******************** HYBRID API ********************
*                                                  *
* Originally by Lukasz Wesolowski (June 2008)      *
* Redesigned by Jaemin Choi (July 2017)            *
*                                                  *
****************************************************

1. Introduction
---------------

  Hybrid API, or HAPI, provides an interface for asynchronously offloading work
to a CUDA-enabled GPU device.

  The original design by Lukasz was as follows:
  1) Create a hapiWorkRequest object and populate it with information about buffers
     and kernel execution parameters.
  2) Enqueue the hapiWorkRequest into a queue managed by GPU Manager, which is a
     process-shared entity.
  3) All PEs (schedulers) poll the queue at a certain interval.
  4) Progress of the first 3 elements are examined and moved forward as needed.
     3 CUDA streams are used for this: 1 for host-to-device data transfer,
     1 for device-to-host data transfer, and 1 for kernel execution.
  5) When a hapiWorkRequest has progressed to the last state (all data transfers
     and kernel execution complete), the associated Charm++ callback function
     is invoked.

  This design allows the two data transfers to overlap with each other and with
kernel execution, and frees up the CPU to execute other entry methods when one
has offloaded work to the GPU. However, it unnecessarily intervenes with GPU
operations; we can associate a separate stream for each chare and have the
chares directly call CUDA APIs on them. With the recent support of concurrent
kernel execution in CUDA, this allows kernels of multiple chares to execute
concurrently, in addition to the overlap with data transfers.

  The new design consists of thin wrappers of CUDA API calls so that the runtime
can provide support for profiling and leave room for optimizations in the
future. A critical factor in both the old and new designs is the support for
Charm++ callback functions; it allows offloaded work on the GPU to proceed
concurrently with entry methods of other objects on the CPU.

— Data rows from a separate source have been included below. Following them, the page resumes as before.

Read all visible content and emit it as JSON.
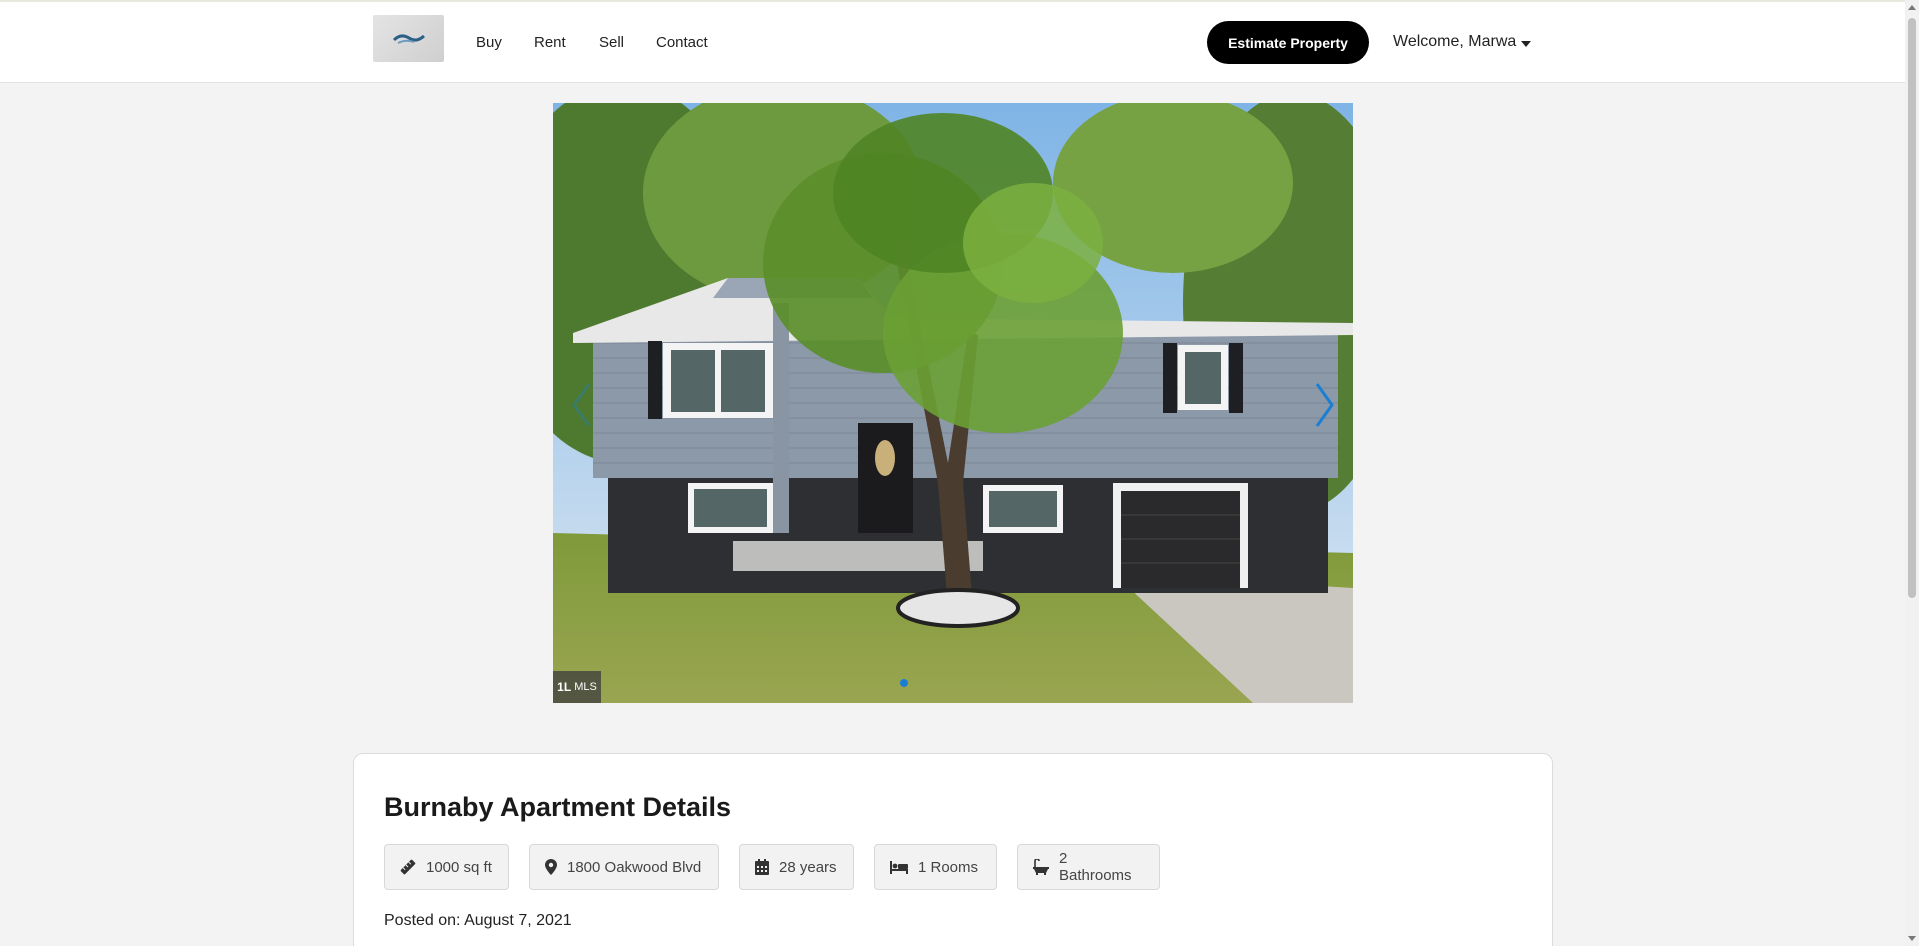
{
  "header": {
    "nav": [
      {
        "label": "Buy"
      },
      {
        "label": "Rent"
      },
      {
        "label": "Sell"
      },
      {
        "label": "Contact"
      }
    ],
    "estimate_button": "Estimate Property",
    "welcome": "Welcome, Marwa"
  },
  "carousel": {
    "watermark": "MLS",
    "total_slides": 1,
    "active_slide": 1,
    "accent_color": "#1a7fd4"
  },
  "details": {
    "title": "Burnaby Apartment Details",
    "features": [
      {
        "icon": "ruler-icon",
        "label": "1000 sq ft"
      },
      {
        "icon": "map-pin-icon",
        "label": "1800 Oakwood Blvd"
      },
      {
        "icon": "calendar-icon",
        "label": "28 years"
      },
      {
        "icon": "bed-icon",
        "label": "1 Rooms"
      },
      {
        "icon": "bath-icon",
        "label": "2 Bathrooms"
      }
    ],
    "posted": "Posted on: August 7, 2021"
  }
}
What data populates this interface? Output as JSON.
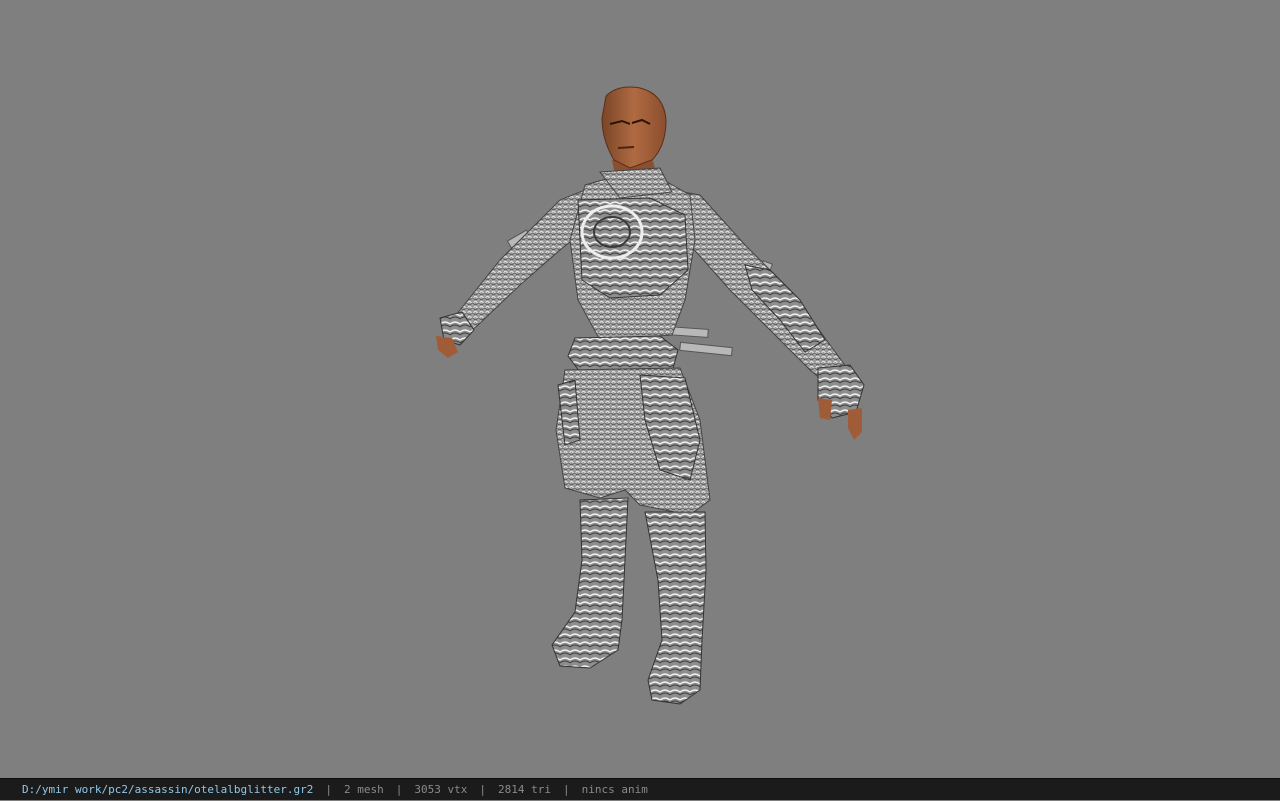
{
  "viewport": {
    "background_color": "#7f7f7f",
    "model_name": "assassin"
  },
  "status_bar": {
    "file_path": "D:/ymir work/pc2/assassin/otelalbglitter.gr2",
    "separator": "|",
    "mesh_count": "2 mesh",
    "vertex_count": "3053 vtx",
    "triangle_count": "2814 tri",
    "animation": "nincs anim",
    "path_color": "#8fc8e8",
    "text_color": "#8a8a8a",
    "background_color": "#1b1b1b"
  }
}
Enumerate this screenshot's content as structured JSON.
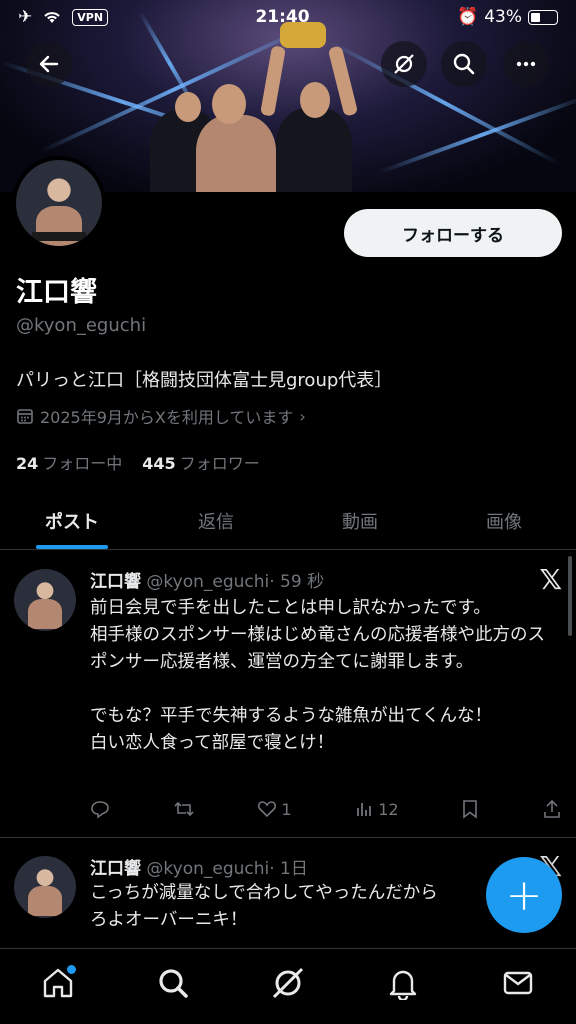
{
  "status_bar": {
    "time": "21:40",
    "vpn": "VPN",
    "battery": "43%"
  },
  "profile": {
    "follow_label": "フォローする",
    "name": "江口響",
    "handle": "@kyon_eguchi",
    "bio": "パリっと江口［格闘技団体富士見group代表］",
    "joined": "2025年9月からXを利用しています",
    "following_count": "24",
    "following_label": "フォロー中",
    "followers_count": "445",
    "followers_label": "フォロワー"
  },
  "tabs": [
    {
      "label": "ポスト",
      "active": true
    },
    {
      "label": "返信"
    },
    {
      "label": "動画"
    },
    {
      "label": "画像"
    }
  ],
  "posts": [
    {
      "name": "江口響",
      "handle": "@kyon_eguchi",
      "time": "· 59 秒",
      "body": "前日会見で手を出したことは申し訳なかったです。\n相手様のスポンサー様はじめ竜さんの応援者様や此方のスポンサー応援者様、運営の方全てに謝罪します。\n\nでもな？平手で失神するような雑魚が出てくんな！\n白い恋人食って部屋で寝とけ！",
      "likes": "1",
      "views": "12"
    },
    {
      "name": "江口響",
      "handle": "@kyon_eguchi",
      "time": "· 1日",
      "body": "こっちが減量なしで合わしてやったんだから\nろよオーバーニキ！"
    }
  ],
  "fab_label": "+",
  "icons": {
    "back": "back-arrow-icon",
    "grok": "grok-icon",
    "search": "search-icon",
    "more": "more-icon",
    "nav": [
      "home-icon",
      "search-icon",
      "grok-icon",
      "notifications-icon",
      "messages-icon"
    ]
  },
  "colors": {
    "accent": "#1d9bf0",
    "background": "#000000",
    "muted": "#71767b"
  }
}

  Two schemes for supporting Charm++ callbacks are currently implemented in
HAPI, one that uses CUDA events and polling, and one that uses the CUDA
callback feature. As of now, the CUDA events based scheme performs better
and is set as the default.

2. Usage
--------

  1) Offload part of the computation as a CUDA kernel.
  2) Include hapi.h in the CUDA source code.
  3) (Optional) Replace CUDA API calls with corresponding HAPI calls.
     e.g. cudaMemcpyAsync() -> hapiMemcpyAsync()
  4) Place hapiAddCallback() after a CUDA API call to invoke the given Charm++
     callback when the corresponding GPU operation is complete.
     e.g. after cudaMemcpyAsync() or kernel invocation

3. Files
--------

<hapi.h>
  Contains declarations of HAPI functions.
  To be included in user's CUDA source code.

<hapi_nvtx.h>
  Contains functions that utilize NVIDIA's NVTX feature.
  To be included in user's CUDA source code.

<hapi_impl.h>
  Contains function declarations used by the Charm++ runtime.

<hapi_impl.cu>
  Contains the actual implementation of HAPI functionalities.

4. NVCC Flags
-------------

  The following #define flags can be passed to NVCC in the Makefile:

  HAPI_CUDA_CALLBACK
    Use CUDA callback based scheme for Charm++ callback support. Default scheme
    is based on CUDA events.

  HAPI_TRACE
    Time for invocation and completion of GPU events (e.g. memory allocation,
    data transfer, kernel execution) are recorded.

  HAPI_INSTRUMENT_WRS
    Records work request start (WRS) and end times. This includes time spent in
    each phase (data in, kernel exec, and data out) and other relevant data
    such as the chare that launched the kernel, etc.

  HAPI_NVTX_PROFILE
    Turn on NVTX profiling for HAPI functions.

  HAPI_CHECK_OFF
    Turn off error checking of CUDA API calls.

  HAPI_DEBUG
    Print debugging output during execution.

  HAPI_MEMPOOL_DEBUG
    Print mempool-related debugging output.